No, I mean, it's, yeah, we just, it's been so easy. Like, we've been so lucky. Again, it's like the same thing as us and Dan. We just have a real shared sensibility. We find the same things funny. We have the sort of same, like, invisible line for when things go from too sentimental to, you know, trickly to all that. From Jump Street, like, from college? Yeah.
Yeah. I mean, I think you have to be very lucky. It's not, I mean, it's a relationship that I would say, I mean, we say all the time, we spend probably more time together than we do with our families, our spouses, our children. We're striving for more balance, but it's still the case. I mean, you have to really like being around each other and you have to really respect each other.
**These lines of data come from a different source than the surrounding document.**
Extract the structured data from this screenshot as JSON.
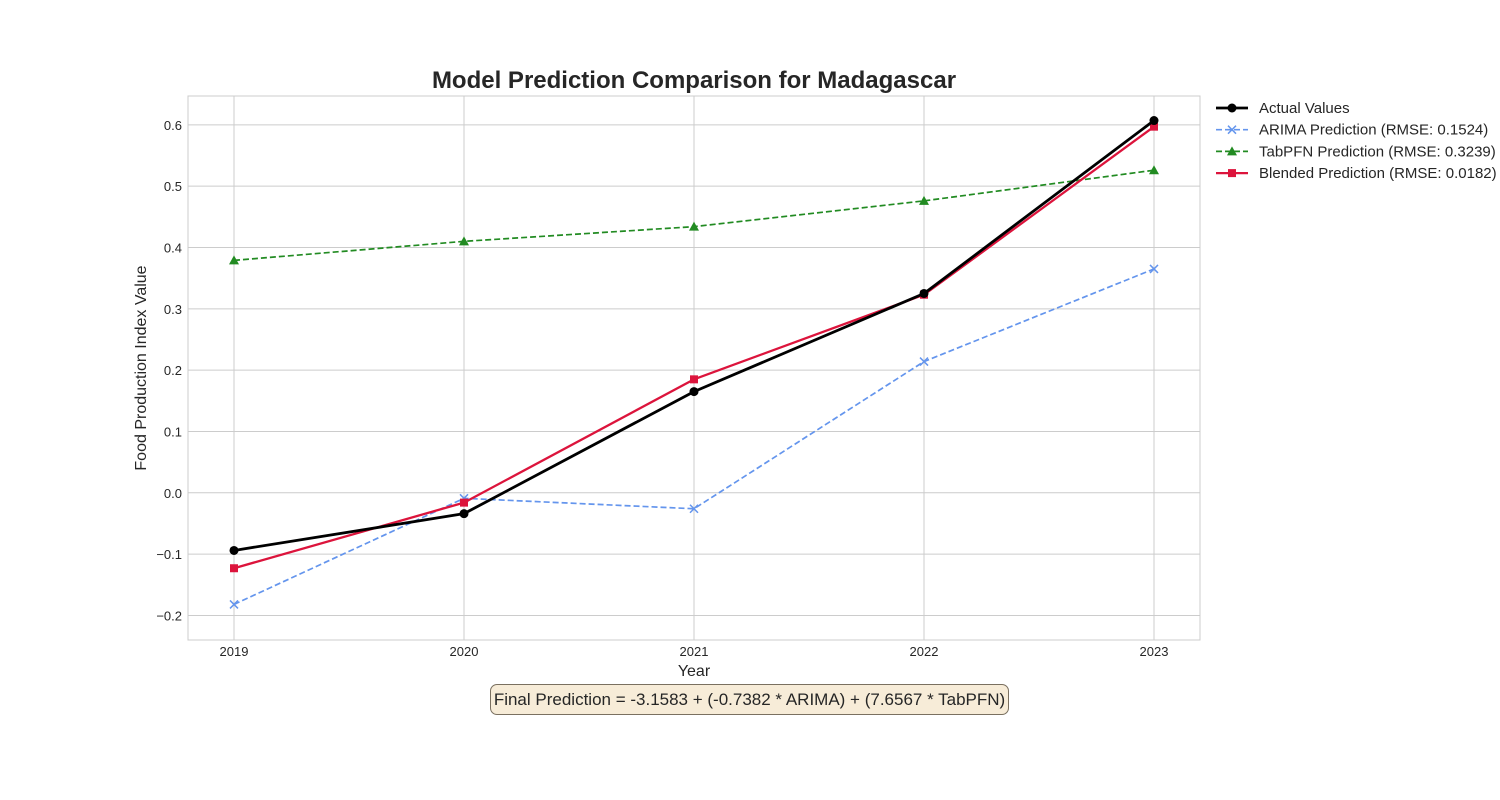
{
  "chart_data": {
    "type": "line",
    "title": "Model Prediction Comparison for Madagascar",
    "xlabel": "Year",
    "ylabel": "Food Production Index Value",
    "x": [
      2019,
      2020,
      2021,
      2022,
      2023
    ],
    "x_tick_labels": [
      "2019",
      "2020",
      "2021",
      "2022",
      "2023"
    ],
    "ylim": [
      -0.24,
      0.647
    ],
    "y_ticks": [
      -0.2,
      -0.1,
      0.0,
      0.1,
      0.2,
      0.3,
      0.4,
      0.5,
      0.6
    ],
    "y_tick_labels": [
      "−0.2",
      "−0.1",
      "0.0",
      "0.1",
      "0.2",
      "0.3",
      "0.4",
      "0.5",
      "0.6"
    ],
    "grid": true,
    "legend_position": "outside-top-right",
    "series": [
      {
        "name": "Actual Values",
        "values": [
          -0.094,
          -0.034,
          0.165,
          0.325,
          0.607
        ],
        "color": "#000000",
        "dash": "solid",
        "marker": "circle"
      },
      {
        "name": "ARIMA Prediction (RMSE: 0.1524)",
        "values": [
          -0.182,
          -0.009,
          -0.026,
          0.214,
          0.365
        ],
        "color": "#6495ed",
        "dash": "dashed",
        "marker": "x"
      },
      {
        "name": "TabPFN Prediction (RMSE: 0.3239)",
        "values": [
          0.379,
          0.41,
          0.434,
          0.476,
          0.526
        ],
        "color": "#228b22",
        "dash": "dashed",
        "marker": "triangle"
      },
      {
        "name": "Blended Prediction (RMSE: 0.0182)",
        "values": [
          -0.123,
          -0.016,
          0.185,
          0.323,
          0.597
        ],
        "color": "#dc143c",
        "dash": "solid",
        "marker": "square"
      }
    ],
    "annotation": "Final Prediction = -3.1583 + (-0.7382 * ARIMA) + (7.6567 * TabPFN)"
  }
}
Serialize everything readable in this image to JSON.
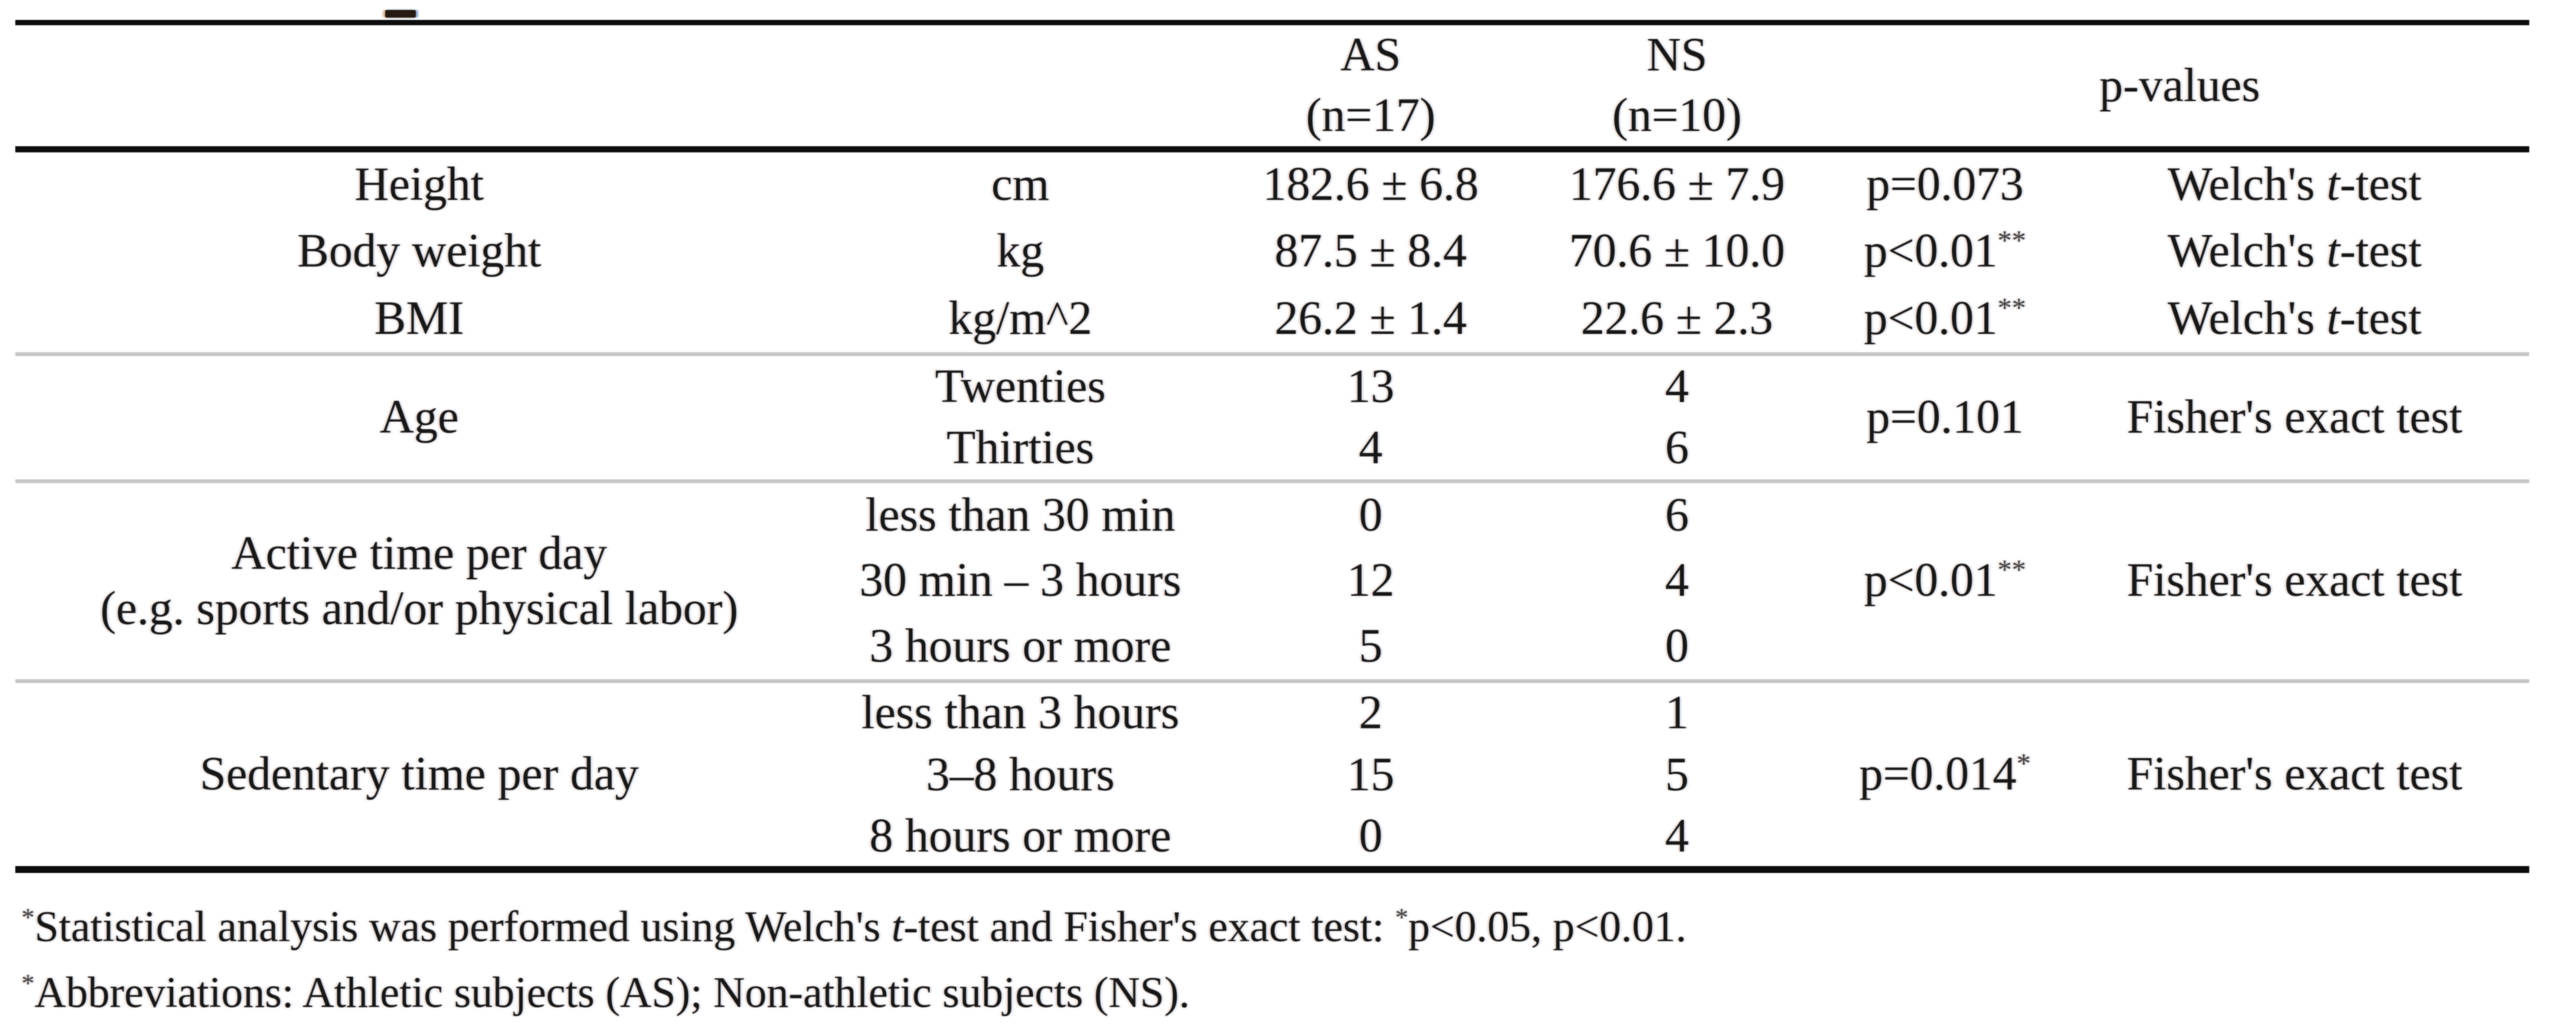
{
  "table": {
    "header": {
      "as": {
        "line1": "AS",
        "line2": "(n=17)"
      },
      "ns": {
        "line1": "NS",
        "line2": "(n=10)"
      },
      "p_values": "p-values"
    },
    "sections": [
      {
        "name": "anthropometrics",
        "rows": [
          {
            "param": [
              "Height"
            ],
            "category": "cm",
            "as": "182.6 ± 6.8",
            "ns": "176.6 ± 7.9",
            "p": [
              {
                "t": "p=0.073"
              }
            ],
            "test": [
              {
                "t": "Welch's "
              },
              {
                "t": "t",
                "s": "i"
              },
              {
                "t": "-test"
              }
            ]
          },
          {
            "param": [
              "Body weight"
            ],
            "category": "kg",
            "as": "87.5 ± 8.4",
            "ns": "70.6 ± 10.0",
            "p": [
              {
                "t": "p<0.01"
              },
              {
                "t": "**",
                "s": "sup"
              }
            ],
            "test": [
              {
                "t": "Welch's "
              },
              {
                "t": "t",
                "s": "i"
              },
              {
                "t": "-test"
              }
            ]
          },
          {
            "param": [
              "BMI"
            ],
            "category": "kg/m^2",
            "as": "26.2 ± 1.4",
            "ns": "22.6 ± 2.3",
            "p": [
              {
                "t": "p<0.01"
              },
              {
                "t": "**",
                "s": "sup"
              }
            ],
            "test": [
              {
                "t": "Welch's "
              },
              {
                "t": "t",
                "s": "i"
              },
              {
                "t": "-test"
              }
            ]
          }
        ]
      },
      {
        "name": "age",
        "param": [
          "Age"
        ],
        "p": [
          {
            "t": "p=0.101"
          }
        ],
        "test": [
          {
            "t": "Fisher's exact test"
          }
        ],
        "rows": [
          {
            "category": "Twenties",
            "as": "13",
            "ns": "4"
          },
          {
            "category": "Thirties",
            "as": "4",
            "ns": "6"
          }
        ]
      },
      {
        "name": "active-time-per-day",
        "param": [
          "Active time per day",
          "(e.g. sports and/or physical labor)"
        ],
        "p": [
          {
            "t": "p<0.01"
          },
          {
            "t": "**",
            "s": "sup"
          }
        ],
        "test": [
          {
            "t": "Fisher's exact test"
          }
        ],
        "rows": [
          {
            "category": "less than 30 min",
            "as": "0",
            "ns": "6"
          },
          {
            "category": "30 min – 3 hours",
            "as": "12",
            "ns": "4"
          },
          {
            "category": "3 hours or more",
            "as": "5",
            "ns": "0"
          }
        ]
      },
      {
        "name": "sedentary-time-per-day",
        "param": [
          "Sedentary time per day"
        ],
        "p": [
          {
            "t": "p=0.014"
          },
          {
            "t": "*",
            "s": "sup"
          }
        ],
        "test": [
          {
            "t": "Fisher's exact test"
          }
        ],
        "rows": [
          {
            "category": "less than 3 hours",
            "as": "2",
            "ns": "1"
          },
          {
            "category": "3–8 hours",
            "as": "15",
            "ns": "5"
          },
          {
            "category": "8 hours or more",
            "as": "0",
            "ns": "4"
          }
        ]
      }
    ]
  },
  "footnotes": [
    {
      "segments": [
        {
          "t": "*",
          "s": "sup"
        },
        {
          "t": "Statistical analysis was performed using  Welch's "
        },
        {
          "t": "t",
          "s": "i"
        },
        {
          "t": "-test and Fisher's exact test: "
        },
        {
          "t": "*",
          "s": "sup"
        },
        {
          "t": "p<0.05, p<0.01."
        }
      ]
    },
    {
      "segments": [
        {
          "t": "*",
          "s": "sup"
        },
        {
          "t": "Abbreviations: Athletic subjects (AS); Non-athletic subjects (NS)."
        }
      ]
    }
  ]
}
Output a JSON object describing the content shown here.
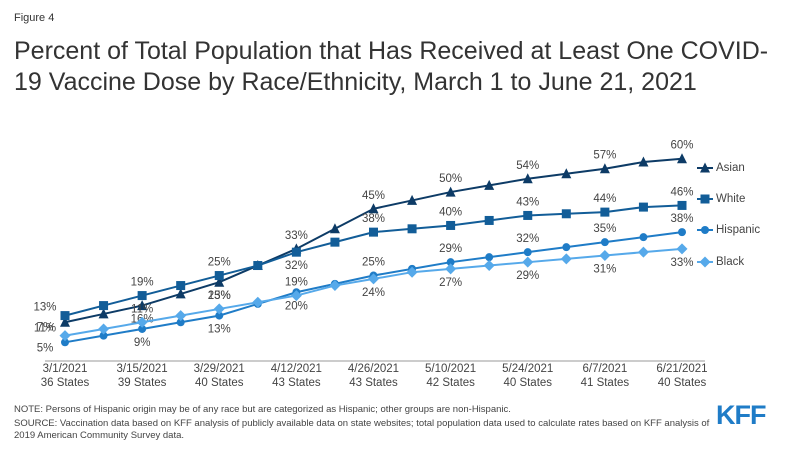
{
  "figure_label": "Figure 4",
  "chart_data": {
    "type": "line",
    "title": "Percent of Total Population that Has Received at Least One COVID-19 Vaccine Dose by Race/Ethnicity, March 1 to June 21, 2021",
    "categories": [
      "3/1/2021",
      null,
      "3/15/2021",
      null,
      "3/29/2021",
      null,
      "4/12/2021",
      null,
      "4/26/2021",
      null,
      "5/10/2021",
      null,
      "5/24/2021",
      null,
      "6/7/2021",
      null,
      "6/21/2021"
    ],
    "category_sublabels": [
      "36 States",
      null,
      "39 States",
      null,
      "40 States",
      null,
      "43 States",
      null,
      "43 States",
      null,
      "42 States",
      null,
      "40 States",
      null,
      "41 States",
      null,
      "40 States"
    ],
    "ylim": [
      0,
      65
    ],
    "series": [
      {
        "name": "Asian",
        "color": "#0d3b66",
        "marker": "triangle",
        "values": [
          11,
          13.5,
          16,
          19.5,
          23,
          28,
          33,
          39,
          45,
          47.5,
          50,
          52,
          54,
          55.5,
          57,
          59,
          60
        ],
        "value_labels": [
          "11%",
          null,
          "16%",
          null,
          "23%",
          null,
          "33%",
          null,
          "45%",
          null,
          "50%",
          null,
          "54%",
          null,
          "57%",
          null,
          "60%"
        ]
      },
      {
        "name": "White",
        "color": "#125d98",
        "marker": "square",
        "values": [
          13,
          16,
          19,
          22,
          25,
          28,
          32,
          35,
          38,
          39,
          40,
          41.5,
          43,
          43.5,
          44,
          45.5,
          46
        ],
        "value_labels": [
          "13%",
          null,
          "19%",
          null,
          "25%",
          null,
          "32%",
          null,
          "38%",
          null,
          "40%",
          null,
          "43%",
          null,
          "44%",
          null,
          "46%"
        ]
      },
      {
        "name": "Hispanic",
        "color": "#1f7cc7",
        "marker": "circle",
        "values": [
          5,
          7,
          9,
          11,
          13,
          16.5,
          20,
          22.5,
          25,
          27,
          29,
          30.5,
          32,
          33.5,
          35,
          36.5,
          38
        ],
        "value_labels": [
          "5%",
          null,
          "9%",
          null,
          "13%",
          null,
          "20%",
          null,
          "25%",
          null,
          "29%",
          null,
          "32%",
          null,
          "35%",
          null,
          "38%"
        ]
      },
      {
        "name": "Black",
        "color": "#56a9ea",
        "marker": "diamond",
        "values": [
          7,
          9,
          11,
          13,
          15,
          17,
          19,
          22,
          24,
          26,
          27,
          28,
          29,
          30,
          31,
          32,
          33
        ],
        "value_labels": [
          "7%",
          null,
          "11%",
          null,
          "15%",
          null,
          "19%",
          null,
          "24%",
          null,
          "27%",
          null,
          "29%",
          null,
          "31%",
          null,
          "33%"
        ]
      }
    ]
  },
  "notes": [
    "NOTE: Persons of Hispanic origin may be of any race but are categorized as Hispanic; other groups are non-Hispanic.",
    "SOURCE: Vaccination data based on KFF analysis of publicly available data on state websites; total population data used to calculate rates based on KFF analysis of 2019 American Community Survey data."
  ],
  "logo": "KFF"
}
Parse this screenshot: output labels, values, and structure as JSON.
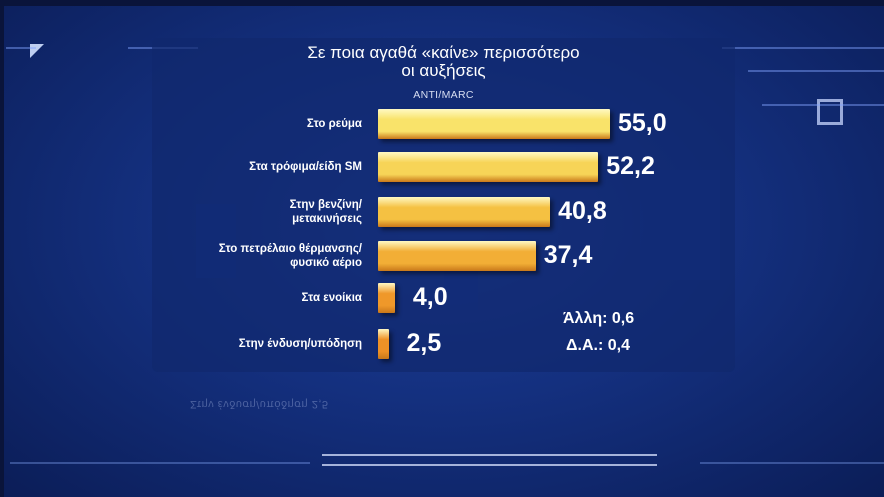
{
  "chart_data": {
    "type": "bar",
    "orientation": "horizontal",
    "title": "Σε ποια αγαθά «καίνε» περισσότερο οι αυξήσεις",
    "title_lines": [
      "Σε ποια αγαθά «καίνε» περισσότερο",
      "οι αυξήσεις"
    ],
    "source": "ANTI/MARC",
    "categories": [
      "Στο ρεύμα",
      "Στα τρόφιμα/είδη SM",
      "Στην βενζίνη/ μετακινήσεις",
      "Στο πετρέλαιο θέρμανσης/ φυσικό αέριο",
      "Στα ενοίκια",
      "Στην ένδυση/υπόδηση"
    ],
    "category_lines": [
      [
        "Στο ρεύμα"
      ],
      [
        "Στα τρόφιμα/είδη SM"
      ],
      [
        "Στην βενζίνη/",
        "μετακινήσεις"
      ],
      [
        "Στο πετρέλαιο θέρμανσης/",
        "φυσικό αέριο"
      ],
      [
        "Στα ενοίκια"
      ],
      [
        "Στην ένδυση/υπόδηση"
      ]
    ],
    "values": [
      55.0,
      52.2,
      40.8,
      37.4,
      4.0,
      2.5
    ],
    "value_labels": [
      "55,0",
      "52,2",
      "40,8",
      "37,4",
      "4,0",
      "2,5"
    ],
    "xlim": [
      0,
      55
    ],
    "grid": false,
    "legend": "none",
    "annotations": [
      "Άλλη: 0,6",
      "Δ.Α.: 0,4"
    ],
    "colors": [
      "#f9e36a",
      "#f7d457",
      "#f5c142",
      "#f2ae36",
      "#ef982a",
      "#ee9126"
    ]
  },
  "colors": {
    "background": "#14307f",
    "panel": "#10286e",
    "text": "#ffffff"
  },
  "footer_reflection": "Στην ένδυση/υπόδηση   2,5"
}
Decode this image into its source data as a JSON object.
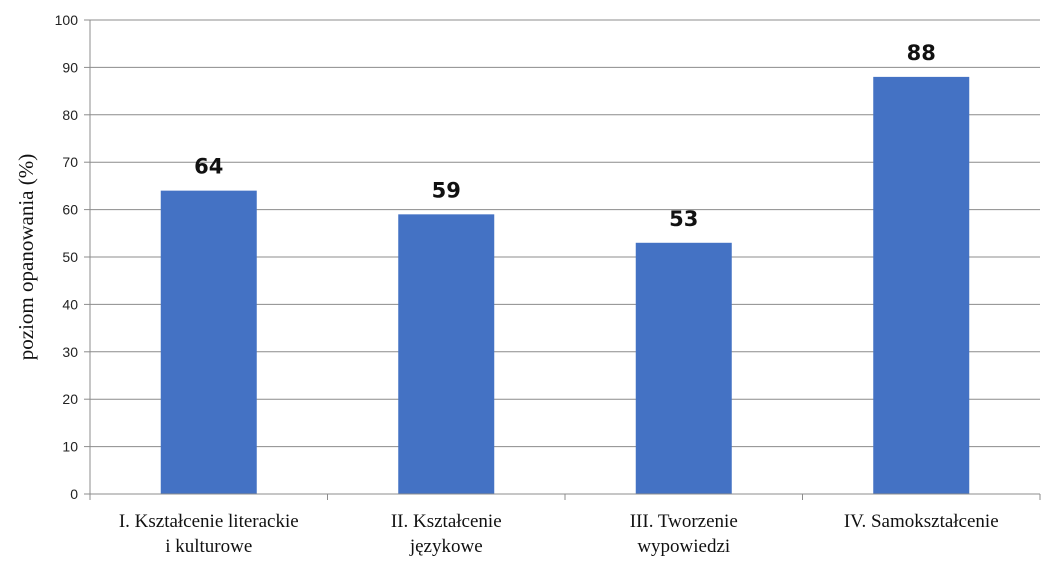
{
  "chart_data": {
    "type": "bar",
    "categories": [
      [
        "I. Kształcenie literackie",
        "i kulturowe"
      ],
      [
        "II. Kształcenie",
        "językowe"
      ],
      [
        "III. Tworzenie",
        "wypowiedzi"
      ],
      [
        "IV. Samokształcenie"
      ]
    ],
    "values": [
      64,
      59,
      53,
      88
    ],
    "data_labels": [
      "64",
      "59",
      "53",
      "88"
    ],
    "ylabel": "poziom opanowania (%)",
    "ylim": [
      0,
      100
    ],
    "yticks": [
      0,
      10,
      20,
      30,
      40,
      50,
      60,
      70,
      80,
      90,
      100
    ],
    "bar_color": "#4472C4",
    "grid": true,
    "legend": "none"
  }
}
And then I think you also have to grow together. I mean, we're very different. We met when we were 20 and 18. I'm not going to tell you who's older.
You did with your hands.
But if you're watching on YouTube, you just saw the gesture. If you are watching this, you will see.
Don't forget to like and subscribe.
If you're for the listeners, it's her.
But yeah, you have to adjust. You have to realize that your schedules aren't going to be the same as when you were 25 years old and you could work and pull all-nighters. You have to adjust for children and relationships. And we've been really lucky that we've been able to do that together.